Strona:Stefan Grabiński - Ciemne siły.djvu/129

Z Wikiźródeł, wolnej biblioteki
Ta strona została skorygowana.
O JAK CIĘ PRAGNĘ UJRZEĆ!

Kiedy wiatr słotną porą zawodzi żałobnie,
Zjawiają mi się źrenic Twych zgasłe djamenty,
Gdzie czar tlił uwięziony — nigdy niepoczęty...
Dziś na twojej mogile samotny kwiat rośnie.

Śpiewasz pieśń, którą kiedyś śpiewałyśmy obie
Młodemi usty — z duszą wcześnie spopielałą,
Jednako życiem ścięte — a żyjąc tak mało,
Wiatr szlocha w mojej pustce i na Twoim grobie.

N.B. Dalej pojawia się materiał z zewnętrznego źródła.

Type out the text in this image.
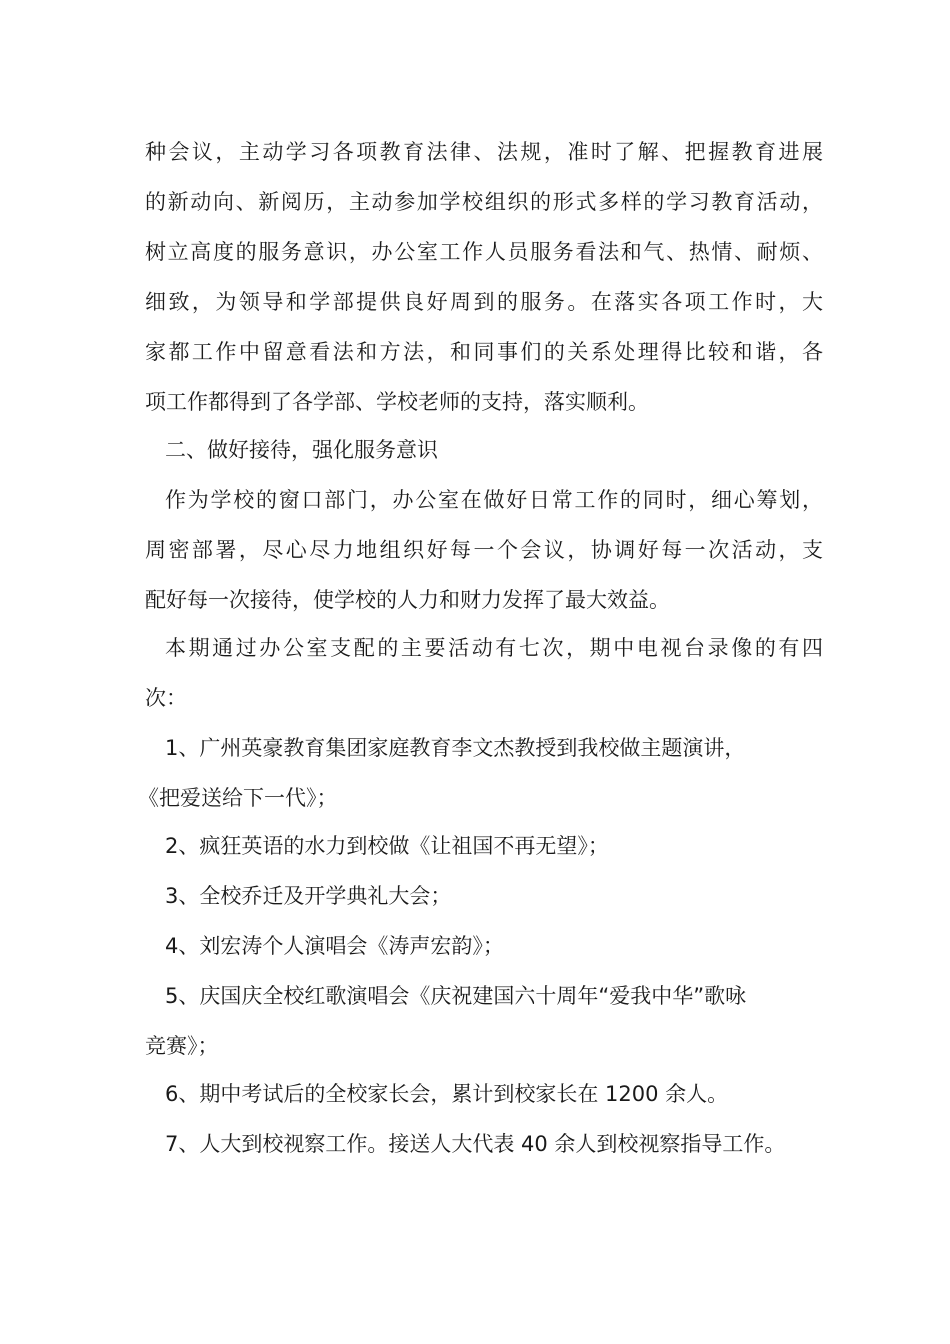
种会议，主动学习各项教育法律、法规，准时了解、把握教育进展
的新动向、新阅历，主动参加学校组织的形式多样的学习教育活动，
树立高度的服务意识，办公室工作人员服务看法和气、热情、耐烦、
细致，为领导和学部提供良好周到的服务。在落实各项工作时，大
家都工作中留意看法和方法，和同事们的关系处理得比较和谐，各
项工作都得到了各学部、学校老师的支持，落实顺利。
二、做好接待，强化服务意识
作为学校的窗口部门，办公室在做好日常工作的同时，细心筹划，
周密部署，尽心尽力地组织好每一个会议，协调好每一次活动，支
配好每一次接待，使学校的人力和财力发挥了最大效益。
本期通过办公室支配的主要活动有七次，期中电视台录像的有四
次：
1、广州英豪教育集团家庭教育李文杰教授到我校做主题演讲，
《把爱送给下一代》；
2、疯狂英语的水力到校做《让祖国不再无望》；
3、全校乔迁及开学典礼大会；
4、刘宏涛个人演唱会《涛声宏韵》；
5、庆国庆全校红歌演唱会《庆祝建国六十周年“爱我中华”歌咏
竞赛》；
6、期中考试后的全校家长会，累计到校家长在 1200 余人。
7、人大到校视察工作。接送人大代表 40 余人到校视察指导工作。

Mam splotów Twoich bujne, przecudne warkocze,
Co drogą głowę wieńcem bezcennym stroiły;
Wiją się w tych kędziorach słodkich wspomnień pyły,
Gdy je pieszcząc — za Tobą w nieznany świat kroczę.

O! jak Cię pragnę ujrzeć w noc księżycem białą,
Jak roję, abyś wstała powagą milcząca
I tą gwiazdą-wysłanką, którą wola strąca
Zmarłych, wieść mi przesłała: co się z Tobą stało?